8. Comments and criticisms from Group G1 students showed quite a range, including:

  • – comments about the inclusion or correctness of information: ‘Really good but you forgot the animals that migrate’. ‘Your text is really good, but it's not: it empties and inflates, it's: it empties and fills up’.

  • – corrections about scientific terms: ‘replace the word door by valve’.

  • – suggestions about wording: ‘I'm going to rewrite your sentence: animals that disappear, die, migrate, or hide (snails, lizards)’

  • – comments about general organisation: ‘There are two reasons for the ice melting. Explain them’. ‘You could emphasise what is most important about putting oxygen in the water in an aquarium’.

  • – comments about what is expected in a scientific explanatory text: ‘You can include a conclusion’. ‘Your text does not explain enough’.

  • These comments and their results were analysed in a previous publication. See Crinon, Marin, and Cautela (2008).

9. Examples chosen as illustrations here are always found in several other students’ texts.

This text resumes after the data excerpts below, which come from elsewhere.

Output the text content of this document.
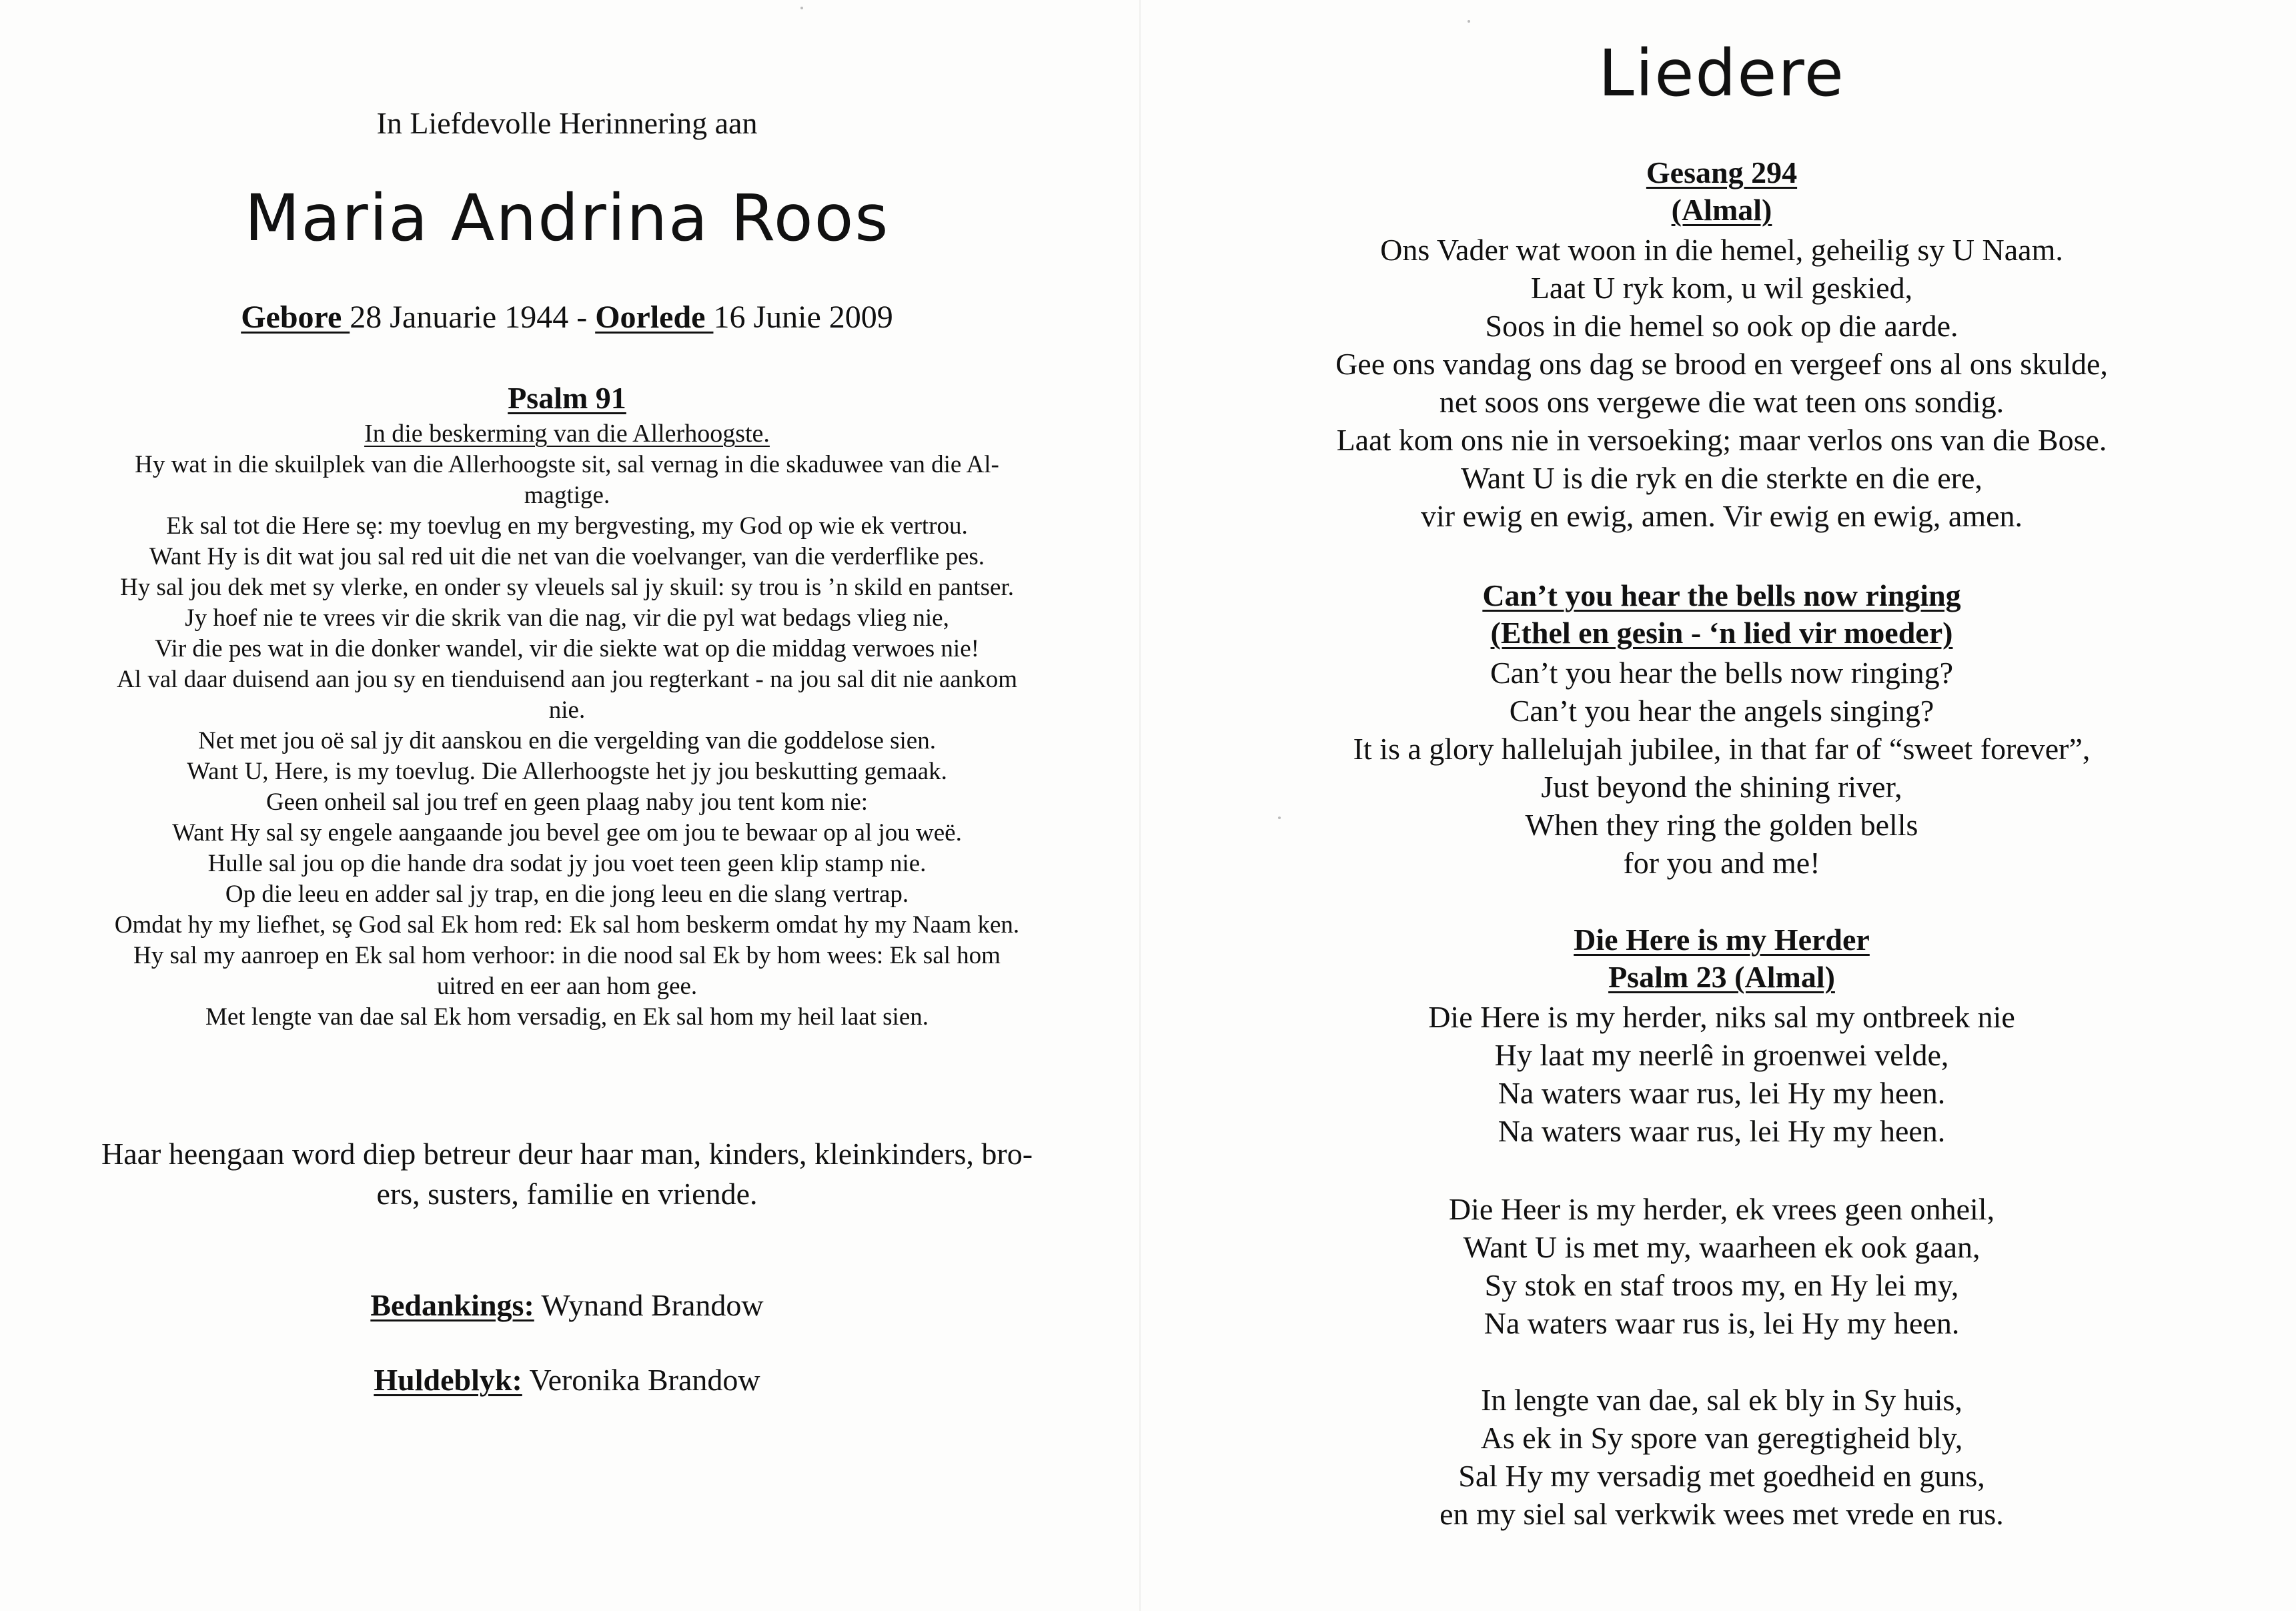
In Liefdevolle Herinnering aan
Maria Andrina Roos
Gebore 28 Januarie 1944 - Oorlede 16 Junie 2009
Psalm 91
In die beskerming van die Allerhoogste.
Hy wat in die skuilplek van die Allerhoogste sit, sal vernag in die skaduwee van die Al-
magtige.
Ek sal tot die Here sȩ: my toevlug en my bergvesting, my God op wie ek vertrou.
Want Hy is dit wat jou sal red uit die net van die voelvanger, van die verderflike pes.
Hy sal jou dek met sy vlerke, en onder sy vleuels sal jy skuil: sy trou is ’n skild en pantser.
Jy hoef nie te vrees vir die skrik van die nag, vir die pyl wat bedags vlieg nie,
Vir die pes wat in die donker wandel, vir die siekte wat op die middag verwoes nie!
Al val daar duisend aan jou sy en tienduisend aan jou regterkant - na jou sal dit nie aankom
nie.
Net met jou oë sal jy dit aanskou en die vergelding van die goddelose sien.
Want U, Here, is my toevlug. Die Allerhoogste het jy jou beskutting gemaak.
Geen onheil sal jou tref en geen plaag naby jou tent kom nie:
Want Hy sal sy engele aangaande jou bevel gee om jou te bewaar op al jou weë.
Hulle sal jou op die hande dra sodat jy jou voet teen geen klip stamp nie.
Op die leeu en adder sal jy trap, en die jong leeu en die slang vertrap.
Omdat hy my liefhet, sȩ God sal Ek hom red: Ek sal hom beskerm omdat hy my Naam ken.
Hy sal my aanroep en Ek sal hom verhoor: in die nood sal Ek by hom wees: Ek sal hom
uitred en eer aan hom gee.
Met lengte van dae sal Ek hom versadig, en Ek sal hom my heil laat sien.
Haar heengaan word diep betreur deur haar man, kinders, kleinkinders, bro-
ers, susters, familie en vriende.
Bedankings: Wynand Brandow
Huldeblyk: Veronika Brandow
Liedere
Gesang 294
(Almal)
Ons Vader wat woon in die hemel, geheilig sy U Naam.
Laat U ryk kom, u wil geskied,
Soos in die hemel so ook op die aarde.
Gee ons vandag ons dag se brood en vergeef ons al ons skulde,
net soos ons vergewe die wat teen ons sondig.
Laat kom ons nie in versoeking; maar verlos ons van die Bose.
Want U is die ryk en die sterkte en die ere,
vir ewig en ewig, amen. Vir ewig en ewig, amen.
Can’t you hear the bells now ringing
(Ethel en gesin - ‘n lied vir moeder)
Can’t you hear the bells now ringing?
Can’t you hear the angels singing?
It is a glory hallelujah jubilee, in that far of “sweet forever”,
Just beyond the shining river,
When they ring the golden bells
for you and me!
Die Here is my Herder
Psalm 23 (Almal)
Die Here is my herder, niks sal my ontbreek nie
Hy laat my neerlê in groenwei velde,
Na waters waar rus, lei Hy my heen.
Na waters waar rus, lei Hy my heen.
Die Heer is my herder, ek vrees geen onheil,
Want U is met my, waarheen ek ook gaan,
Sy stok en staf troos my, en Hy lei my,
Na waters waar rus is, lei Hy my heen.
In lengte van dae, sal ek bly in Sy huis,
As ek in Sy spore van geregtigheid bly,
Sal Hy my versadig met goedheid en guns,
en my siel sal verkwik wees met vrede en rus.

10. There may be other explanations, not explored in the present paper, for the greater progress made by the Group G1 students. For example, their motivation and feelings of self-efficacy (CitationPajares, 2003) may have been increased by assuming the role of tutor, and thus the role of a competent writer able to make helpful comments.

11. We have translated the students’ writing from French into English. See the Appendix for original texts in French.

12. One could imagine that the example and comments of an ‘expert’ capable of using the knowledge transformation strategy would be helpful here.

13. In this part of the Discussion section, the texts are analysed differently than described above. Here they are examined in terms of their ‘enunciative characteristics’. The examples provided can be considered typical insofar as the relevant characteristics are found throughout the texts of students in the same group.

14. CitationOlson (1994) shows that a fundamental difference between the oral and the written text consists in the necessity of the latter to explain, most notably by lexical means, how one wishes one's utterance to be interpreted.